Expression analysis of chimeric antigen receptor-transduced T cells following antigenic stimulation. Homo sapiens

Adoptive transfer of anti-CD19 chimeric antigen receptor (CAR)-engineered T cells has shown impressive clinical responses in patients with refractory B-cell malignancies. However, therapeutic effects of CAR-T cells targeting other hematologic malignancies and solid tumors are not yet satisfactory. Although inefficient tumor trafficking and multiple immunosuppressive molecules impede CAR-T cell effector responses, signals delivered by the current CAR constructs may still be insufficient to fully activate antitumor T cell functions. Optimal T cell activation and proliferation requires multiple signals including T cell receptor (TCR) engagement (signal 1), costimulation (signal 2), and cytokine engagement (signal 3). CAR genes developed to date contain a CD3z domain and costimulatory domain(s), but not a domain to transmit signal 3. In this study, we have developed a novel CAR construct capable of inducing cytokine signaling in an antigen-dependent manner. The new generation CD19 CAR encodes a cytoplasmic domain of IL-2RB and STAT3-binding YXXQ motif together with CD3z and CD28 domains (28-IL2RB-z (YXXQ)). The 28-IL2RB-z (YXXQ) CAR-T cells showed antigen-dependent JAK-STAT, especially the STAT3-mediated pathway activation, which promoted their proliferation and prevented terminal differentiation. The 28-IL2RB-z (YXXQ) CAR-T cells demonstrated superior in vivo persistence and antileukemia effects compared with the currently used CARs in multiple tumor models. Overall design: Human CD8+ T cells derived from three different healthy donors were retrovirally transduced with individual anti-CD19 CAR genes (28-z, 28-BB-z and 28-IL2RB-z (YXXQ)) and were stimulated with K562 cells expressing CD19. RNA was collected 4 days after stimulation and gene expression profiles were analyzed by Affymetrix Human Gene 2.0 ST Array (gene-level analysis).

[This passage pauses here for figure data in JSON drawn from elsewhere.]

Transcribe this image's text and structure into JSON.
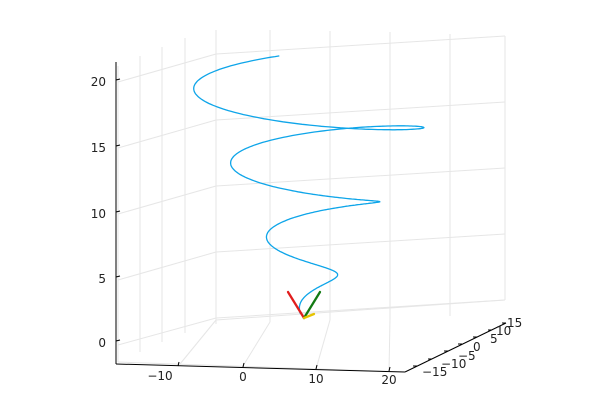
{
  "chart_data": {
    "type": "line",
    "title": "",
    "xlabel": "",
    "ylabel": "",
    "zlabel": "",
    "grid": true,
    "legend": "none",
    "x_ticks": [
      "−10",
      "0",
      "10",
      "20"
    ],
    "y_ticks": [
      "−15",
      "−10",
      "−5",
      "0",
      "5",
      "10",
      "15"
    ],
    "z_ticks": [
      "0",
      "5",
      "10",
      "15",
      "20"
    ],
    "series": [
      {
        "color": "#0ea5e9",
        "style": "helix",
        "z_range": [
          2,
          20.3
        ],
        "turns": 3.2,
        "radius_range": [
          1,
          16
        ]
      }
    ],
    "vectors": [
      {
        "color": "#e11d1d"
      },
      {
        "color": "#137a13"
      },
      {
        "color": "#e6c300"
      }
    ]
  }
}
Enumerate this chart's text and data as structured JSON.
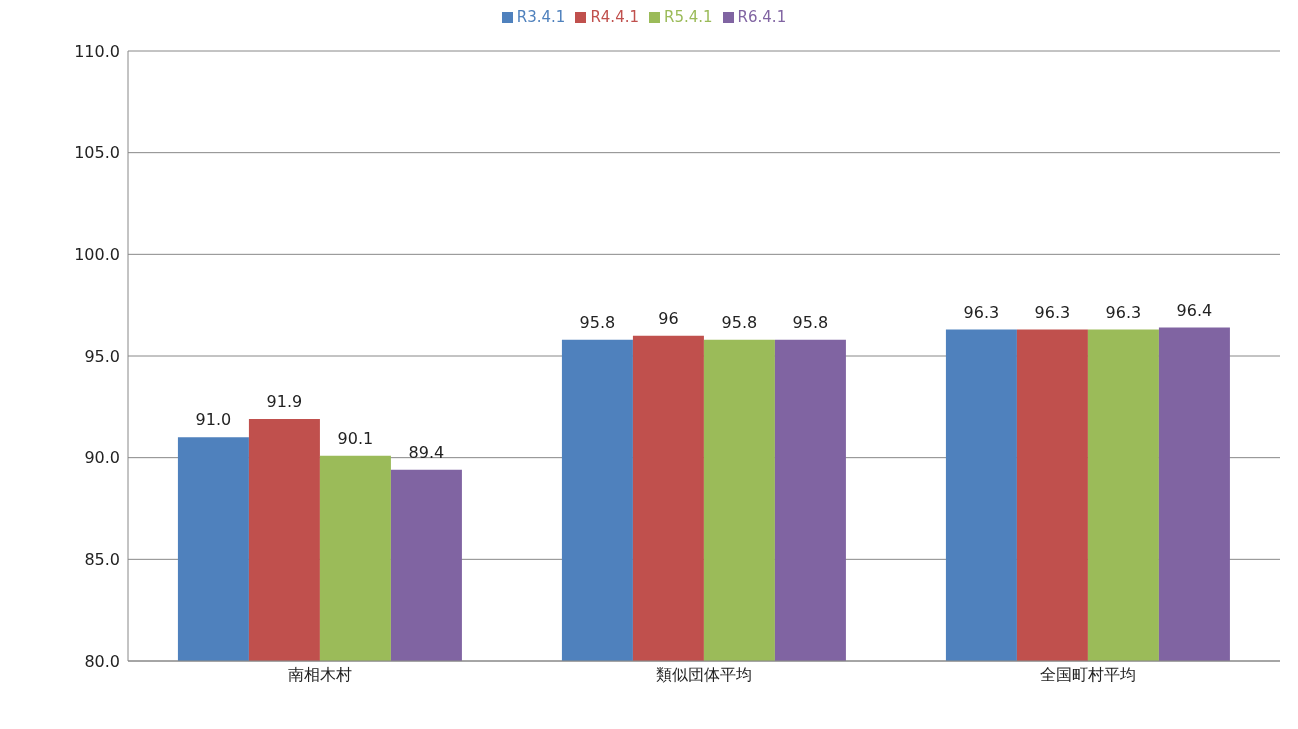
{
  "chart_data": {
    "type": "bar",
    "categories": [
      "南相木村",
      "類似団体平均",
      "全国町村平均"
    ],
    "series": [
      {
        "name": "R3.4.1",
        "color": "#4f81bd",
        "values": [
          91.0,
          95.8,
          96.3
        ],
        "value_labels": [
          "91.0",
          "95.8",
          "96.3"
        ]
      },
      {
        "name": "R4.4.1",
        "color": "#c0504d",
        "values": [
          91.9,
          96,
          96.3
        ],
        "value_labels": [
          "91.9",
          "96",
          "96.3"
        ]
      },
      {
        "name": "R5.4.1",
        "color": "#9bbb59",
        "values": [
          90.1,
          95.8,
          96.3
        ],
        "value_labels": [
          "90.1",
          "95.8",
          "96.3"
        ]
      },
      {
        "name": "R6.4.1",
        "color": "#8064a2",
        "values": [
          89.4,
          95.8,
          96.4
        ],
        "value_labels": [
          "89.4",
          "95.8",
          "96.4"
        ]
      }
    ],
    "ylim": [
      80,
      110
    ],
    "yticks": [
      {
        "value": 80,
        "label": "80.0"
      },
      {
        "value": 85,
        "label": "85.0"
      },
      {
        "value": 90,
        "label": "90.0"
      },
      {
        "value": 95,
        "label": "95.0"
      },
      {
        "value": 100,
        "label": "100.0"
      },
      {
        "value": 105,
        "label": "105.0"
      },
      {
        "value": 110,
        "label": "110.0"
      }
    ],
    "grid": "y",
    "legend": "top"
  }
}
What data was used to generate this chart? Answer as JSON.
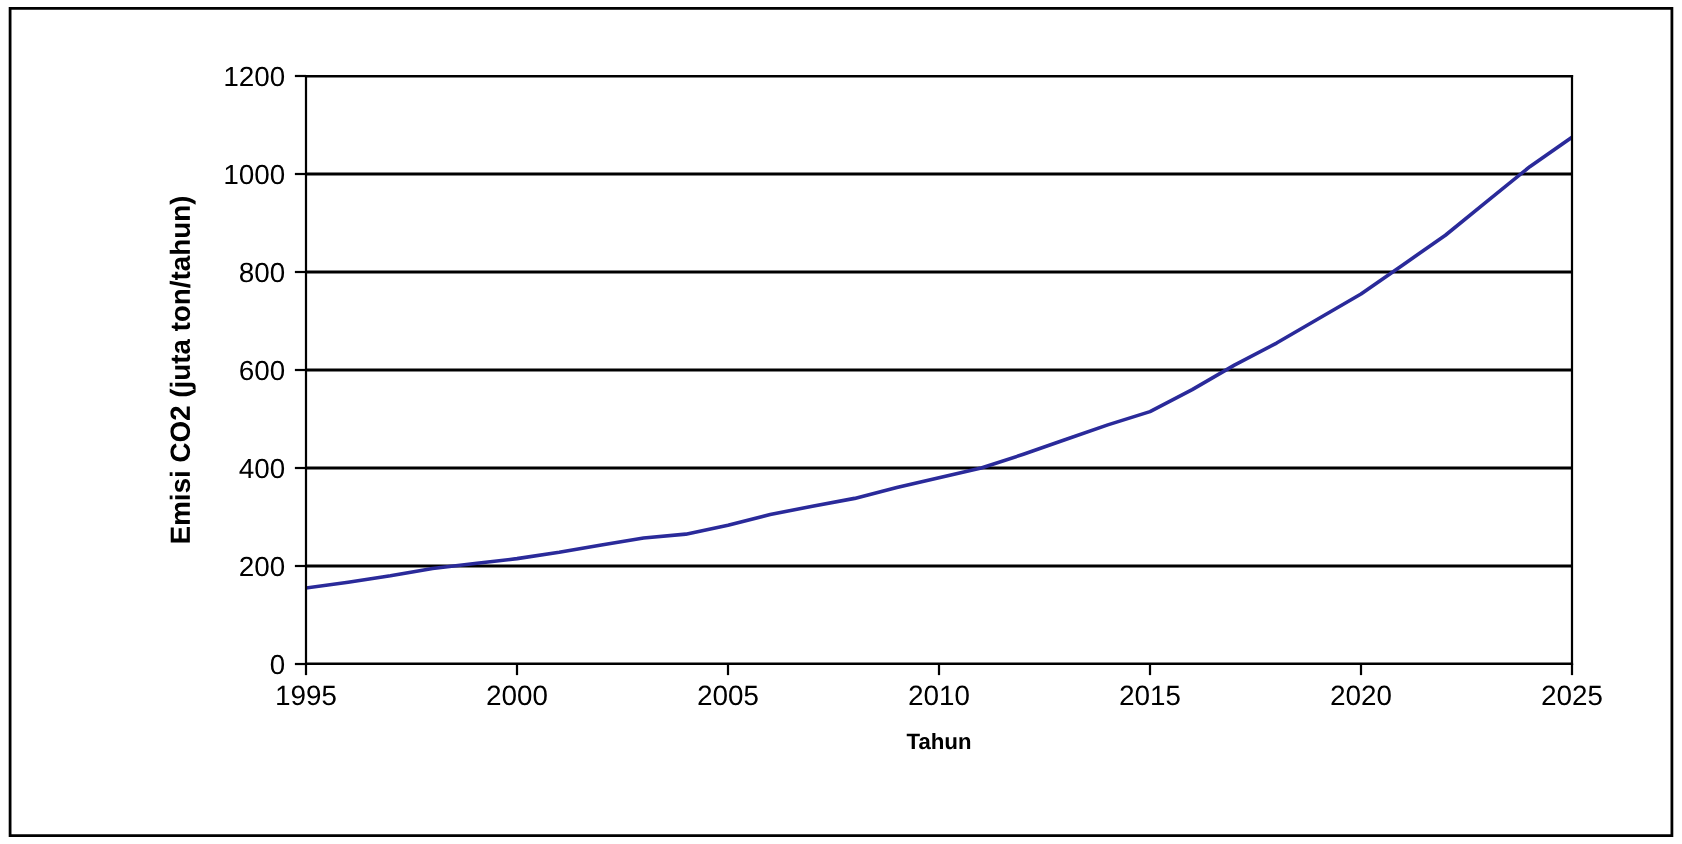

抗CD19嵌合抗原受体（chimeric antigen receptor, CAR）工程化T细胞的过继转移疗法，在难治性B细胞恶性肿瘤患者中已展现出显著的临床应答。然而，靶向其他血液系统恶性肿瘤与实体瘤的CAR-T细胞治疗效果仍不尽人意。尽管低效的肿瘤归巢与多种免疫抑制分子会阻碍CAR-T细胞的效应功能，但现有CAR结构传递的信号或许仍不足以完全激活抗肿瘤T细胞的功能。 最佳的T细胞活化与增殖需要多重信号，包括T细胞受体（T cell receptor, TCR）结合（第一信号）、共刺激（第二信号）以及细胞因子结合（第三信号）。迄今为止开发的CAR基因仅包含CD3ζ结构域与共刺激结构域，却缺乏能够传递第三信号的结构域。 本研究中，我们开发了一种新型CAR结构，可通过抗原依赖性方式诱导细胞因子信号转导。新一代CD19 CAR携带有白细胞介素2受体β链（IL-2RB）胞质结构域与信号转导与转录激活因子3（signal transducer and activator of transcription 3, STAT3）结合型YXXQ基序，并同时搭载CD3ζ与CD28结构域（命名为28-IL2RB-z (YXXQ)）。28-IL2RB-z (YXXQ) CAR-T细胞可展现出抗原依赖性的贾纳斯激酶-信号转导与转录激活因子（JAK-STAT）通路活化，尤其是STAT3介导的信号通路，该效应可促进其增殖并阻止细胞终末分化。相较于当前使用的CAR结构，28-IL2RB-z (YXXQ) CAR-T细胞在多种肿瘤模型中展现出更优异的体内存续能力与抗白血病效应。 整体实验设计：从3名健康供者中分离得到人CD8+ T细胞，使用三种不同的抗CD19 CAR基因（28-z、28-BB-z与28-IL2RB-z (YXXQ)）进行逆转录病毒转导，随后用表达CD19的K562细胞进行刺激。刺激4天后收集RNA样本，通过Affymetrix人类基因2.0 ST芯片完成基因表达谱分析（基因水平分析）。